Unzerstörbar wird das Display eines Geräts allerdings nicht, auch wenn der Bildschirm von kratzresistentem Glas bedeckt ist. Man sollte also seinen Schlüssel nicht unbedingt in die selbst Tasche packen wie das ungeschützte Smartphone. Resistentes Glas ist in der Regel aber wesentlich strapazierbarer als Kunststoff, ein Touchscreen bleibt damit auch mit kleinen Kratzern noch vergleichsweise lange funktionstüchtig.

Wer ein Handy ohne resistentes Glas hat oder sich zusätzlich gegen Displayschäden absichern will, kann das zum Beispiel mit speziellen Schutzfolien tun. Auf Portalen wie www.youniik.com und www.designskins.com sowie www.rebtos.de können Verbraucher sie sogar nach eigenen Wünschen gestalten. Guten Display-Schutz bieten außerdem die sogenannten Flip-Cover, die es vor allem für Tablets gibt. Das sind Hüllen mit einer klappbaren Abdeckung, die gleichzeitig als Stütze für das Gerät dienen kann.

Wasser ist der größte Feind

Im Alltag sollte dem Smartphone mit der Kombination aus Schutzfolie und Gummihülle kaum noch etwas gefährlich werden können. Anders sieht es aus, wenn zum Beispiel im Urlaub oder auf Wanderungen Dreck und Feuchtigkeit ins Spiel kommen. "Gelangt Wasser in das Gehäuse, kann das Smartphone oder Tablet dauerhaft beschädigt werden", sagt Martin Puppe. Sand und Staub verursachen nicht nur hässliche Kratzer, sondern können auch die Anschlüsse für Kopfhörer und Ladekabel verstopfen.

Für Strand- und Abenteuerurlauber empfiehlt sich daher eine wasser- und staubdichte Schale aus Kunststoff, die das Gerät komplett bedeckt. Das muss keine Hülle aus dem Handel sein. Im Notfall tut es auch ein verschließbarer Gefrierbeutel. Am Strand kann allerdings schnell Sand zwischen Schutzhülle und Smartphone geraten, der dann beim Transport in der Hosentasche Ärger macht. Daher wird das Handy am besten noch vor dem Abmarsch vom Strand aus der Hülle befreit und gesäubert.
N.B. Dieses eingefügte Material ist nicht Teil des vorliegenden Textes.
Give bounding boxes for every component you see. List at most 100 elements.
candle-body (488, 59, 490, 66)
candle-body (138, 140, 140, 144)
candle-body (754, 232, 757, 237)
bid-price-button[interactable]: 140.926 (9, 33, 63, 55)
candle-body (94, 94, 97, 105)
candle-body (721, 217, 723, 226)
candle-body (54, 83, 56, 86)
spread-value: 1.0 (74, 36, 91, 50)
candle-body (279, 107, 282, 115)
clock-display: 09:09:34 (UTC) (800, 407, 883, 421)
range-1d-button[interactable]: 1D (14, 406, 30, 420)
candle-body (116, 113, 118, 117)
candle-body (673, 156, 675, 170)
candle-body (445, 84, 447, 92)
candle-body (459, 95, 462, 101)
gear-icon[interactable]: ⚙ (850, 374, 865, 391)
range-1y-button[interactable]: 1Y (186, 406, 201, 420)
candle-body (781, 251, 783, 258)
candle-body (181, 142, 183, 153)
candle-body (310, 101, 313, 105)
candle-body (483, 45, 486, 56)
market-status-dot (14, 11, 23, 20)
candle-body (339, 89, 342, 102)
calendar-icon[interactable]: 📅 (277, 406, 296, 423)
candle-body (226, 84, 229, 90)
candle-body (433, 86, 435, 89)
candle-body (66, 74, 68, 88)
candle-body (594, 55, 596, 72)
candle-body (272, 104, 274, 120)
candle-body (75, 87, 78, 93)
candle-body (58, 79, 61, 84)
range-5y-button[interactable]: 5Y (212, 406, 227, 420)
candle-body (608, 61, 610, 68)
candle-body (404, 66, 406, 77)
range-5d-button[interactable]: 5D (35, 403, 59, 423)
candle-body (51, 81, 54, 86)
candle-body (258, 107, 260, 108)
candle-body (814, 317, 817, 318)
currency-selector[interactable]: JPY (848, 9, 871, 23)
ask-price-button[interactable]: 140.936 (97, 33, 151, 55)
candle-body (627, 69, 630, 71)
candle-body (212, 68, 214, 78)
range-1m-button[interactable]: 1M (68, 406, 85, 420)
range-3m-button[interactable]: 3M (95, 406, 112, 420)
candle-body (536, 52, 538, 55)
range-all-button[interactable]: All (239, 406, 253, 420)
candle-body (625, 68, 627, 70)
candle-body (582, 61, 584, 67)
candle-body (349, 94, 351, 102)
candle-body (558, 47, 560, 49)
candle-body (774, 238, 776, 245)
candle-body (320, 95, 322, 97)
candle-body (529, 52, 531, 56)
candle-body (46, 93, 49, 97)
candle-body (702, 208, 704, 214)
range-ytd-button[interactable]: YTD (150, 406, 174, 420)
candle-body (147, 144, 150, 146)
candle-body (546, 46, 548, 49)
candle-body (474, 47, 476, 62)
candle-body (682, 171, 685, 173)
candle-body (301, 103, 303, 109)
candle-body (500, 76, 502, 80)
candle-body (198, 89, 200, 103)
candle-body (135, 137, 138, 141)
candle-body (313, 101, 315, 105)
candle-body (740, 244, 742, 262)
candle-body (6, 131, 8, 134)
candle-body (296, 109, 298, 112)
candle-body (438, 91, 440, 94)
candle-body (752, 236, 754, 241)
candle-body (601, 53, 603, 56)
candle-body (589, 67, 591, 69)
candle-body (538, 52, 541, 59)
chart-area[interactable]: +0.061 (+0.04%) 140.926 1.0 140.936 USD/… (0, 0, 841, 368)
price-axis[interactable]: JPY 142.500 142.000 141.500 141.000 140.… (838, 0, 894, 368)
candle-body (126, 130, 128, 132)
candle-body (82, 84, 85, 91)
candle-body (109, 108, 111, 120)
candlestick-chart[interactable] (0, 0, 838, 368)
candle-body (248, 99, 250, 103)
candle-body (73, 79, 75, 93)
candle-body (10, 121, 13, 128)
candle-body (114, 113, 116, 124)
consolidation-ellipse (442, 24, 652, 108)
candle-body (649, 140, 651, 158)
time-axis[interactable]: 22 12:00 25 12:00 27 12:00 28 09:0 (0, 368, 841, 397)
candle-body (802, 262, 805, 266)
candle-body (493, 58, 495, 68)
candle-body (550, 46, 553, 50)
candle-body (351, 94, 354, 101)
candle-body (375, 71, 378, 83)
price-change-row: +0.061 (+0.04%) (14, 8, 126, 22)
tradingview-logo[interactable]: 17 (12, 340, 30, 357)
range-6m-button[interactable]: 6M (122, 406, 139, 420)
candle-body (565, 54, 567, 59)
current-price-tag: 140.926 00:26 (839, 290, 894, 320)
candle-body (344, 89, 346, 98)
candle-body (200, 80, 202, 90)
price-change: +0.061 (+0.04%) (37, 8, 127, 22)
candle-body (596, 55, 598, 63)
Für guten Smartphoneschutz müssen Verbraucher mindestens 25 Euro einplanen. Dafür gibt es Outdoorhüllen verschiedener Hersteller. Wer bereit ist, etwas mehr auszugeben, kann auch zu einem Modell von Lifeproof greifen, das es bisher allerdings allerdings nur für das iPhone 4 und 4S gibt, und das außerdem mit 50 Euro relativ teuer ist. Dafür ist diese Hülle vergleichsweise leicht und dünn - und bietet dem Gerät zuverlässig Schutz, wie wir in unserem Härtetest überprüft haben.